The Eagle Float and Mr. Austin

"Eagle Float" by Alex SchattnerThe week before Thanksgiving…Mr. Austin, a high school art teacher, was told that his funding was being cut in half due to budget cuts. The athletics department wasn’t being cut, just the arts.

“Why?” Mr. Austin asked.

“Because sports build teamwork, and promote alumni donations, support, and involvement,” the principal said.

“What if I can prove that art has the same ability?” asked Mr. Austin, “Then will you give us back our funding?”

“If you can prove that, then we’ll see,” said the principal, amused. Mr. Austin was unfazed. Within the hour, he gathered a group of devoted art students, and their parents. He told them the situation, and a lot of brainstorming ensued. Of all the suggestions, one stood out…

“We will build the largest thanksgiving float this town has ever seen,” Mr. Austin said, “and we’ll unveil it before the school’s big football game Thanksgiving morning. Now, we must decide the subject of the float.” A turkey was the obvious choice, but some found it too predictable. Instead,  they decided to go with the school’s, and the country’s, mascot, the American Bald Eagle.

In the following days, the team was split into groups. While one group was working on sketching out a pattern for the bird, another group was sent out to raise money for materials, and helium…a lot of helium.
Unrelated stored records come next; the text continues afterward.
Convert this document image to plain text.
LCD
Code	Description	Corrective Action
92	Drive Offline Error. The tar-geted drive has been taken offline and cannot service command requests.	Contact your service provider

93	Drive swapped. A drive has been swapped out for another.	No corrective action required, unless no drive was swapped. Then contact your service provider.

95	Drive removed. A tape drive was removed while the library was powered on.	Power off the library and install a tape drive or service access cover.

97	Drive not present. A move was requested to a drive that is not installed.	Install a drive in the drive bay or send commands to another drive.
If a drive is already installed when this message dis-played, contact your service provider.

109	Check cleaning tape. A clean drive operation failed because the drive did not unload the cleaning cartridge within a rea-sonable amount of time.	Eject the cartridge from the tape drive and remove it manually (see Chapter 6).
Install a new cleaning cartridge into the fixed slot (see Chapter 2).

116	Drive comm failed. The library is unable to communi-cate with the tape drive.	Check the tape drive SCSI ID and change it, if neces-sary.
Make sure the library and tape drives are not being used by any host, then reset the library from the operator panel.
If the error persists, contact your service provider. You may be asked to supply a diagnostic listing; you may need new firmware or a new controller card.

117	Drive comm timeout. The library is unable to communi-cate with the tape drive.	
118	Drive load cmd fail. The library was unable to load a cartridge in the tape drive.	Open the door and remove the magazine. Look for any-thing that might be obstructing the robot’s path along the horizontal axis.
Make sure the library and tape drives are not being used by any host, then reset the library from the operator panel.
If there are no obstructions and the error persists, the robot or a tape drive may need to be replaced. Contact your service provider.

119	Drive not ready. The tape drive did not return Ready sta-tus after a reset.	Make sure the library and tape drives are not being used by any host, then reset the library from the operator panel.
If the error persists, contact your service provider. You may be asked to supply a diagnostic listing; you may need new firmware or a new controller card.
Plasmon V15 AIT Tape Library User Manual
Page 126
“You have the opportunity to support our town, by lending your help to the largest arts project in its history,” group members told local business owners. “We are building a  float the likes of which has never been seen before. It will be a great eagle that soars above every building. In return for a small donation, we’ll proudly feature your companies logo on the float.” To more than eighty percent of the town’s businesses, this sounded like a once-in-a-lifetime opportunity. The sporting goods store contributed twenty kiddie parachutes, to be cut up and re-sewn into the floats final form. This was where the Home Ec teacher came in. She double-checked the final pattern, as well as stitches, to prevent any helium from escaping.

“I always thought the Bald Eagle could use a bit more color,” Mr. Austin said as he admired the multicolor patchwork, but, in truth, he was a little nervous. In its deflated form, the float could have been anything. What if one of the wings looked out-of-place, or the head didn’t stay up?

On the bright side, when Thanksgiving Eve arrived, Mr. Austin and the team were emotionally prepared to face any scenario.

“No matter how it looks,” Mr. Austin announced to the group, “We created something special, and we did it together.” In total, it took over twenty large tanks of helium to fill the eagle to capacity, and a hundred cups of  hot mulled cider to keep everyone warm. Upon completion, the results were unanimously beyond anyone’s wildest dreams. The eagle hovered high and proud, with an outward neck, and wide wingspan. The only problem was keeping it somewhat grounded. It took more sand bags than they had anticipated.

The following morning, the game was expected to start at 10am, and the float would be the means of getting everyone there on time. The eagle, tied securely to a yellow bus, departed the school’s parking lot at a half past eight. The school’s band gladly marched behind it, playing a striking rendition of “Stars and Stripes Forever.” The volunteers trailed last, but not least. They waved flags, and knocked on doors. It wasn’t long before the parade doubled in size.

People peered out their bedroom windows, and saw the giant patchwork bird soaring high above their neighbors homes. They alerted the rest of the families, threw on clothes, and followed almost instinctively.

At ten o’clock on the dot, the football stadium overflowed with fans. Mr. Austin, spotted the principal on the bleachers, and marched right up to him.

“You see,” Mr. Austin told the principal, “It takes diversity to create a successful community.” After that, the principal had little choice but to rethink the budget cuts.